Psychiatrist Peter D. Kramer experienced with the antidepressant drug Prozac with one of his patients Tess. In doing this, Kramer learned many things about Prozac and it’s effects on people. The experience also leads him to ask many other questions about the drug. Tess was a patient who came from an abusive childhood and therefore as adult suffered from depression, which made Kramer feel she was a candidate for the antidepressant drug Prozac. In Tess taking the drug Kramer found out very quickly what remarkable changes it had on her. Kramer learned that the drug had a “quickly alteration in ordinary intractable problem of personality and social functioning” (p.218). Kramer also learned that Prozac enabled a person to understand what was important to them and who they were and wanted to be. Although Kramer saw the effects Prozac had on Tess, Tess also taught him to look at the border picture. Tess made Kramer think what if this “redefinition of self led to a culture in which this biologically driven sort of self understanding becomes widespread” (p.222). Kramer found it unbelievable what the drug Prozac could do to a patient, something that psychiatrists have always hoped to accomplish. The main thing though that Tess taught Kramer and what the drug itself taught him was that the effects of the drug would have to re examined and our sense of what is constant in the self to be revised.
As earlier stated, Fisher and Greenberg disagree with the effectiveness of antidepressant drugs which is mainly due to the bias studies. As Fisher and Greenberg state, “no one actually knows how effective antidepressants are. Confident declarations about their potency go well beyond the existing evidence” (p.223). One of the main biases on antidepressant drugs is that “patients learn to discriminate between drug and placebo largely from body sensations and symptoms” (p.225). Another point Fisher and Greenberg point out in their argument is that many doctor’s strong beliefs in the power of a drug has a strong affect on the power it really has on a patient.

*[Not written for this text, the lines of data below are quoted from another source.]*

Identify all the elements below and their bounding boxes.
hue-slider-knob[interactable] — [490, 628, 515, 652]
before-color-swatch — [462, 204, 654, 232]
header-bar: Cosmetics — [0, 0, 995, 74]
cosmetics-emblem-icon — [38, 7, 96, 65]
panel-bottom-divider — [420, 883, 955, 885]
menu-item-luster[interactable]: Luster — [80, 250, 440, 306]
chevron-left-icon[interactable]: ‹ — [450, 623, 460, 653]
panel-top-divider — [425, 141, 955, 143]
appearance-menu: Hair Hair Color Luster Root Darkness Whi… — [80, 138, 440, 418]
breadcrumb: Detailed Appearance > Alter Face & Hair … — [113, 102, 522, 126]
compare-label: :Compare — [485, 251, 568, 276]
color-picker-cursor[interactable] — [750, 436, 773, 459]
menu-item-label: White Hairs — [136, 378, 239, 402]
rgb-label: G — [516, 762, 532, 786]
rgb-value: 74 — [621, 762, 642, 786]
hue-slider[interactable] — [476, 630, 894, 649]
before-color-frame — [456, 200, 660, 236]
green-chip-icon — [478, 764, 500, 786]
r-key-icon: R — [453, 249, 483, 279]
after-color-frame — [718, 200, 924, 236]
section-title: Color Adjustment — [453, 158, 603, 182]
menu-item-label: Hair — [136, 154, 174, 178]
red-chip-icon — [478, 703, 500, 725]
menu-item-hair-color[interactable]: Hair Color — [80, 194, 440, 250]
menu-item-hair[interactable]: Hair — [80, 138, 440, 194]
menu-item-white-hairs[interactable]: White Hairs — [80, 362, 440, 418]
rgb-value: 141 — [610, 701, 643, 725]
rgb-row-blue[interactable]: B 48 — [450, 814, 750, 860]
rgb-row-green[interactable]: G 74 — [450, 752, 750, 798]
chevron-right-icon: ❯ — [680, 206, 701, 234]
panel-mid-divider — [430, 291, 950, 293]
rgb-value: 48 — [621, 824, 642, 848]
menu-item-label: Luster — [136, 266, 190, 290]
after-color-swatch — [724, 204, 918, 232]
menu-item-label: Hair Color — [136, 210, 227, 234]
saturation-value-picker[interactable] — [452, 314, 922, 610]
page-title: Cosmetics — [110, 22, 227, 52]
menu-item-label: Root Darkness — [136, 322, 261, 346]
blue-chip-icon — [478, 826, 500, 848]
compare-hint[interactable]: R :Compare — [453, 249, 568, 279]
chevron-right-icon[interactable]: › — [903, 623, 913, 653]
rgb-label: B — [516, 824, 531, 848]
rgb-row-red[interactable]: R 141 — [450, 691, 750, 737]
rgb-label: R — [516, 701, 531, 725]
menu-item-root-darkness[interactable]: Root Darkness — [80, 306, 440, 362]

Many of the testing that are done with antidepressant drugs are a lot of the times used with bias sampling. For example when testing the effects on newer drugs and older drugs, researchers are more bias to see a greater effectiveness in the newer drugs. As Fisher and Greenberg say, “the present double-blind design for testing drug efficacy is exquisitely vulnerable to bias” (p.228).
In reading about the two sides of this controversial issue, my opinion on the subject became confused. On one hand I feel that if a person suffering from severe depression has tried everything accept for antidepressant drugs and nothing seems to help them, their doctor should prescribe Prozac. On the other hand I feel that there is too many instances that a person not necessary suffering from depression is prescribed this drug and changing themselves as a person. I guess, to sum it up, before I would prescribe Prozac to a patient they should under go many other treatments and a full evaluation on what the person is really suffering from and if it really is “clinical depression.”